The issue with the formation of a full-fledged government obviously required completion, because it could not exist all the time, believes Peter Oskolkov. The last Cabinet of Ministers headed by Sophie Wilmes from the “Reform Movement”, which replaced Michel, was to some extent the so-called current government.

“Wilmes officially took the oath of office as prime minister, but the cabinet was given new powers only during the coronation crisis. In any case, the government was perceived as temporary, there were big problems with decision-making,” the expert stressed.

Forced Prime Minister
With all the variables in mind, the main question for Belgium is how long the new government will last. In addition to the contradictions with the NFA and the Flemish interest, it has to solve a number of important problems, primarily social ones, which are still of paramount importance for Belgian society.

Prime Minister de Croo has a significant role to play in this and will lead a seven-party cabinet.

The 44-year-old politician is the first Flemish Premier since 2011. He speaks fluent French, which is important enough for the Belgian prime minister.
By the way, de Croo contributed in part to the launch of the past political collapse in the kingdom. Ten years ago, the party “Open Flemish Liberals and Democrats” under his leadership left the government, which led to its collapse. Subsequently, a provisional government was in place for 589 days.

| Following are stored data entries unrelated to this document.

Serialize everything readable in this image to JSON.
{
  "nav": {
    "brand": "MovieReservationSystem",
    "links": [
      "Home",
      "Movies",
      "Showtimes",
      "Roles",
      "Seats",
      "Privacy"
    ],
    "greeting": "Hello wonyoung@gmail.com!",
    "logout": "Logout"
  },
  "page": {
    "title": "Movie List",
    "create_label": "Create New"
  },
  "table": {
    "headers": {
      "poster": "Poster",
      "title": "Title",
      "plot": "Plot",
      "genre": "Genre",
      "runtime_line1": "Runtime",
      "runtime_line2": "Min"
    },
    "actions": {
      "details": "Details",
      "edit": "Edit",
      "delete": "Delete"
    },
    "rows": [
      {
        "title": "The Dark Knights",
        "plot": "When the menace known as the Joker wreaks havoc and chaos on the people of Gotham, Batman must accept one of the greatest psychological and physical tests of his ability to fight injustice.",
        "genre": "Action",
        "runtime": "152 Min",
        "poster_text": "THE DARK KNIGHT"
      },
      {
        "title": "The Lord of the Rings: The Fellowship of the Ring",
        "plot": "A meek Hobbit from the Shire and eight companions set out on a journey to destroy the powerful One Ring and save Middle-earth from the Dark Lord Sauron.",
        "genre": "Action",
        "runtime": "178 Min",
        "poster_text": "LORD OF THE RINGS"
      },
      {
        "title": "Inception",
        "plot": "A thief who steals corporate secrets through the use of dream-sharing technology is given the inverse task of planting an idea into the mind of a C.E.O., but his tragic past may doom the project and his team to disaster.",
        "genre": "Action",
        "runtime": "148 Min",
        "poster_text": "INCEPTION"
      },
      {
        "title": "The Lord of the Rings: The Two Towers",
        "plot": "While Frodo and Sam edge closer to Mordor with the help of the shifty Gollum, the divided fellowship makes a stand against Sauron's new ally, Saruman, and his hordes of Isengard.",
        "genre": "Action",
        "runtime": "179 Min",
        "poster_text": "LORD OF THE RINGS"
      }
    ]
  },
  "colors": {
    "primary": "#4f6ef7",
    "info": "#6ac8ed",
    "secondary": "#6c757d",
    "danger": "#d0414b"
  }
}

It is too early to tell whether De Croo will lead the country to a new political crisis. As Politico writes, his appointment seems rather forced. According to columnist Barbara Moines, the party of prime minister is only the fourth most popular in the coalition, and the more advantageous candidate looked Walloon socialist Paul Magnett – as a representative of the largest party in the “Vivaldi”. De Croo’s candidacy, however, suited all parties when the Walloon liberals opposed Magnett.

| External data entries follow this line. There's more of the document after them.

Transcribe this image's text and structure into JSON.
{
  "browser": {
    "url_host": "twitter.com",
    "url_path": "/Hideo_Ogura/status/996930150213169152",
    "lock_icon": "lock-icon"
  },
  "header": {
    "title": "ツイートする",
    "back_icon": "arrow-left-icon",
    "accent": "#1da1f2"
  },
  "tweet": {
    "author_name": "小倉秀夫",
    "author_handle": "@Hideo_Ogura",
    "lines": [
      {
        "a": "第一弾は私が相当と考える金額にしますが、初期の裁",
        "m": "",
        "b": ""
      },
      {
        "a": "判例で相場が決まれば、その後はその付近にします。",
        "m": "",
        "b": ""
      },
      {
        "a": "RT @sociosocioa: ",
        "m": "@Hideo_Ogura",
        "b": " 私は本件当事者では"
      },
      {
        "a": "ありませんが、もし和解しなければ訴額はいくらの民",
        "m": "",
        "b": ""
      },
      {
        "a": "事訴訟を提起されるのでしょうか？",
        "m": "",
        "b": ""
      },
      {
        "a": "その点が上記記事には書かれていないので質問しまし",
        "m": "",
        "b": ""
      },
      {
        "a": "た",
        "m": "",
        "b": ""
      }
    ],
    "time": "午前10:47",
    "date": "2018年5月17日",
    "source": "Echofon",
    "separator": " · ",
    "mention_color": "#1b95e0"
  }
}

However, the popularity of the party is only a small part of the problems of the new premier. In fact, a number of ideological contradictions have already emerged in the ruling coalition, which de Croo will have to resolve to maintain the integrity of the system. In particular, each of the seven ruling parties has made its own list of budget wishes: the Greens want more money to fight the climate and abandon nuclear power, the Socialists demand higher minimum pensions, and the Liberals want to avoid new taxes.

From the point of view of Petr Oskolkov, de Croo is a rather experienced politician, and his party “Open Flemish Liberals and Democrats” has a certain popularity in Belgium – it has been part of the ruling coalition of the kingdom at least several times. “I would not say that de Croo’s figure was chosen unsuccessfully,” the expert summed up.